Mama knew all about cooking a fine meal. She once said that's how she caught a good husband. Daddy sure loved everything she fixed. Remember her iron skillets? And her fried chicken?

Edna: Margie, the only reason I tolerate your cooking is because you pitch a fit and sulk for days if I don't eat what you fix. You're as bad as a two-year-old sometimes.

And yes, Mama surely did know how to cook. She may have left you her recipe book, but she sure didn't leave you her know-how. I wouldn't mind having a taste of her fried chicken again, that's the truth. And her pecan pie was this close to sinful. What are you going to fix for Cousin T?

Margie: You won't be getting any but I'm cooking fried chicken and gravy, mashed potatoes, hot biscuits, green peas, and a Death by Chocolate cake.

Cousin T will sleep for days after that meal.

Edna: Oh, merciful heavens! I'd best call Cousin T and warn that boy not to come to dinner. If he eats all that, there's gonna be death at the table tonight for sure, but not by chocolate. Don't you remember the last time you cooked that kind of meal for him? He spent the rest of the night getting his stomach pumped. It wasn't pretty.

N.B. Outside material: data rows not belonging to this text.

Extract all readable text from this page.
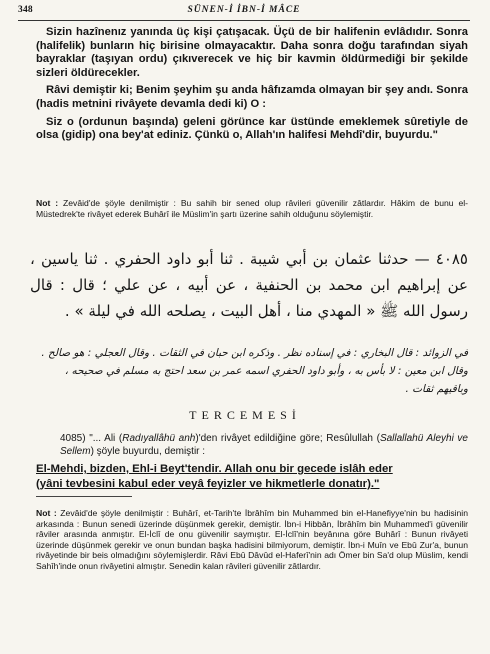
348	SÜNEN-İ İBN-İ MÂCE

Sizin hazînenız yanında üç kişi çatışacak. Üçü de bir halifenin evlâdıdır. Sonra (halifelik) bunların hiç birisine olmayacaktır. Daha sonra doğu tarafından siyah bayraklar (taşıyan ordu) çıkıverecek ve hiç bir kavmin öldürmediği bir şekilde sizleri öldürecekler.

Râvi demiştir ki; Benim şeyhim şu anda hâfızamda olmayan bir şey andı. Sonra (hadis metnini rivâyete devamla dedi ki) O :

Siz o (ordunun başında) geleni görünce kar üstünde emeklemek sûretiyle de olsa (gidip) ona bey'at ediniz. Çünkü o, Allah'ın halifesi Mehdî'dir, buyurdu."

Not : Zevâid'de şöyle denilmiştir : Bu sahih bir sened olup râvileri güvenilir zâtlardır. Hâkim de bunu el-Müstedrek'te rivâyet ederek Buhârî ile Müslim'in şartı üzerine sahih olduğunu söylemiştir.
٤٠٨٥ — حدثنا عثمان بن أبي شيبة . ثنا أبو داود الحفري . ثنا ياسين ، عن إبراهيم ابن محمد بن الحنفية ، عن أبيه ، عن علي ؛ قال : قال رسول الله ﷺ « المهدي منا ، أهل البيت ، يصلحه الله في ليلة » .
في الزوائد : قال البخاري : في إسناده نظر . وذكره ابن حبان في الثقات . وقال العجلي : هو صالح .
وقال ابن معين : لا بأس به ، وأبو داود الحفري اسمه عمر بن سعد احتج به مسلم في صحيحه ، وباقيهم ثقات .
TERCEMESİ
4085) "... Ali (Radıyallâhü anh)'den rivâyet edildiğine göre; Resûlullah (Sallallahü Aleyhi ve Sellem) şöyle buyurdu, demiştir :
El-Mehdi, bizden, Ehl-i Beyt'tendir. Allah onu bir gecede islâh eder
(yâni tevbesini kabul eder veyâ feyizler ve hikmetlerle donatır)."
Not : Zevâid'de şöyle denilmiştir : Buhârî, et-Tarih'te İbrâhîm bin Muhammed bin el-Hanefiyye'nin bu hadisinin arkasında : Bunun senedi üzerinde düşünmek gerekir, demiştir. İbn-i Hibbân, İbrâhîm bin Muhammed'i güvenilir râviler arasında anmıştır. El-İclî de onu güvenilir saymıştır. El-İclî'nin beyânına göre Buhârî : Bunun rivâyeti üzerinde düşünmek gerekir ve onun bundan başka hadisini bilmiyorum, demiştir. İbn-i Muîn ve Ebû Zur'a, bunun rivâyetinde bir beis olmadığını söylemişlerdir. Râvi Ebû Dâvûd el-Haferî'nin adı Ömer bin Sa'd olup Müslim, kendi Sahîh'inde onun rivâyetini almıştır. Senedin kalan râvileri güvenilir zâtlardır.
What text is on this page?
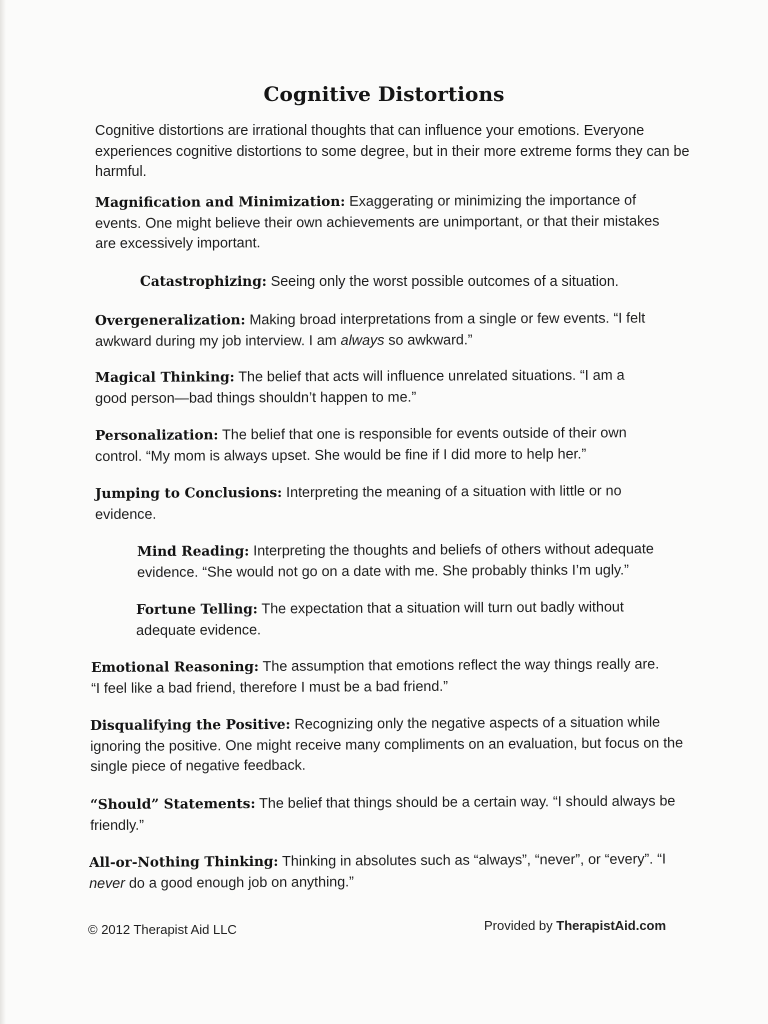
Cognitive Distortions
Cognitive distortions are irrational thoughts that can influence your emotions. Everyone experiences cognitive distortions to some degree, but in their more extreme forms they can be harmful.
Magnification and Minimization: Exaggerating or minimizing the importance of events. One might believe their own achievements are unimportant, or that their mistakes are excessively important.
Catastrophizing: Seeing only the worst possible outcomes of a situation.
Overgeneralization: Making broad interpretations from a single or few events. “I felt awkward during my job interview. I am always so awkward.”
Magical Thinking: The belief that acts will influence unrelated situations. “I am a good person—bad things shouldn’t happen to me.”
Personalization: The belief that one is responsible for events outside of their own control. “My mom is always upset. She would be fine if I did more to help her.”
Jumping to Conclusions: Interpreting the meaning of a situation with little or no evidence.
Mind Reading: Interpreting the thoughts and beliefs of others without adequate evidence. “She would not go on a date with me. She probably thinks I’m ugly.”
Fortune Telling: The expectation that a situation will turn out badly without adequate evidence.
Emotional Reasoning: The assumption that emotions reflect the way things really are. “I feel like a bad friend, therefore I must be a bad friend.”
Disqualifying the Positive: Recognizing only the negative aspects of a situation while ignoring the positive. One might receive many compliments on an evaluation, but focus on the single piece of negative feedback.
“Should” Statements: The belief that things should be a certain way. “I should always be friendly.”
All-or-Nothing Thinking: Thinking in absolutes such as “always”, “never”, or “every”. “I never do a good enough job on anything.”
© 2012 Therapist Aid LLC	Provided by TherapistAid.com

Margie: Pretty is as pretty does, Edna.


Anonymous said...

It is a shame Margie can not cook. Mom loves chocolate cake!

Margie and Edna said...

Edna: Dears, believe it or not, Margie's chocolate cake isn't quite as bad as I made it out to be. It's actually almost edible...but don't tell her that, she'll get a swelled head.

gLoR!e said...

i was thinking that both is the master of cooking....mmmm so it's only margie then?mmmm...

Sandee (Comedy +) said...

May I come to dinner. I ♥ fried chicken and mashed potatoes and gravy. Yummy. :)

Chris Wood said...

Sounds delicious in a lethal kind of way.

erika said...

Whatever that is a picture of, I want some!